老人用の補助器具でアンタはいままで戦ってたワケや』
「ああ、やたらと動きが重いと思ったらそういうことでしたか」
僕は軽い冗談を言い、チェーンに追撃を仕掛けようとした。
だが、チェーンの方も負けていない。フックを振りかざし、それを僕に向かって飛ばした。エイジアの反射神経を持ってすれば避けることも、弾くこともそれほど難しくない。
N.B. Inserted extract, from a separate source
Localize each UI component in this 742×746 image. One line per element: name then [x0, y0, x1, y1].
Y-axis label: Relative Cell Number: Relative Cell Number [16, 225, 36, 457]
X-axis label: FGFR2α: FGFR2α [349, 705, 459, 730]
だが、チェーンは弾かれた先にあった鉄柱にフックを絡ませ、自らの体を引き上げた。追撃のハンマーパンチは避けられ、反撃を許した。すぐさまチェーンはフックを外し、僕に向かってそれを放った。鞭のようにしなる一撃を背中に受け、僕は体勢を崩した。
チェーンは乱暴にフックを振り回し、周囲の地形を破壊しながら僕に追撃を仕掛けて来た。僕は転がりそれを回避、反撃を繰り出そうとした。だがどうすればいい?
(同じことを繰り返すわけにはいかない。
だが、ゴムと違ってこいつには知能がある。
あいつにやったような軌道予測は通用しないだろう。
どうすればいい?)
攻めあぐねる僕を見て、チェーンは更に攻撃を強めた。
どうにかしなければ……!
『新機能1、テストしてみようか。ウチの言ったようにやってみい』
「ちょっと待ってください、エイジアのテストしてないんですか?」
『そらそうや。使えるのがあんたしかおらんのや。
四の五の言わず、やらんかい』
まったく、この人は!
僕はエイファさんが言った通り赤熱機構を作動させ、念じた。本当にそんなことが出来るのかは分からなかった。だが、結論から言えば出来た。
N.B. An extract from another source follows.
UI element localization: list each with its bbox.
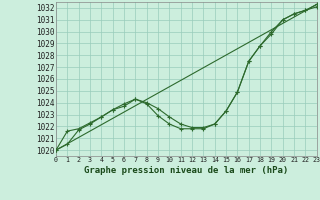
X-axis label: Graphe pression niveau de la mer (hPa): Graphe pression niveau de la mer (hPa) xyxy=(84,166,289,175)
指の色が元通りになり、その代わり手の甲が白熱した。かと思うと、それがグングンと伸びて行った。僕の手の甲から、50cmくらいの長さがある白い刃が生まれたのだ。刃の周辺は赤熱機構を発動させた時と同じく、大気が揺らめいていた。
僕はワイヤー目掛けて白い刃を振り上げた。軽い反発感があり、刃がワイヤーにめり込んだ。そのまま刃を振り抜くと、不可思議物質で構成されたワイヤーは溶断された。
「なっ……! バカな、俺の生体フックが……」
チェーンは動揺した。この隙、見逃すべからず。僕は飛び込んだ。
ワイヤーを失ったチェーンに高速移動能力はない。左の刃をなぎ払い、チェーンの頭を狙う。チェーンはバール腕を掲げてそれを防御、表面が赤熱するのが見えた。逆の刃を振り上げるが、それも左腕に防がれる。
「アアアァァーッ!
熱い、止めろ! この、クソガキめ!」
チェーンは蹴りを繰り出そうとした。
その前に決着をつけなければ!
『叫べや、ブーストと。
キースフィアを押さんでも使えるようにしといた』
それはありがたい。
僕は裂帛の気合を込めて叫んだ!
「ブースト……スラッシュ!」
轟!
大気が逆巻き、白刃が眩い閃光を放った。
二本のブレードはチェーンの守りを突破し、その体を三つに割いた。
僕はその場で半回転、見栄を切った。
チェーンロスペイルは爆発四散!
『ちょい待ち、トラ。
スラッシュまでは要らんで、ブーストまででええ』
「でも、4文字で発動しちゃうって危険じゃないですか?」
エイファさんは唸った。あんまり真剣に考えてもらう必要はない、僕もノリでやったのだから。僕は周囲の音に耳を澄ませた。爆発音も、悲鳴も、断続的に続いている。ロスペイルが現れたのはここだけではない。立ち止まっているわけにはいかない。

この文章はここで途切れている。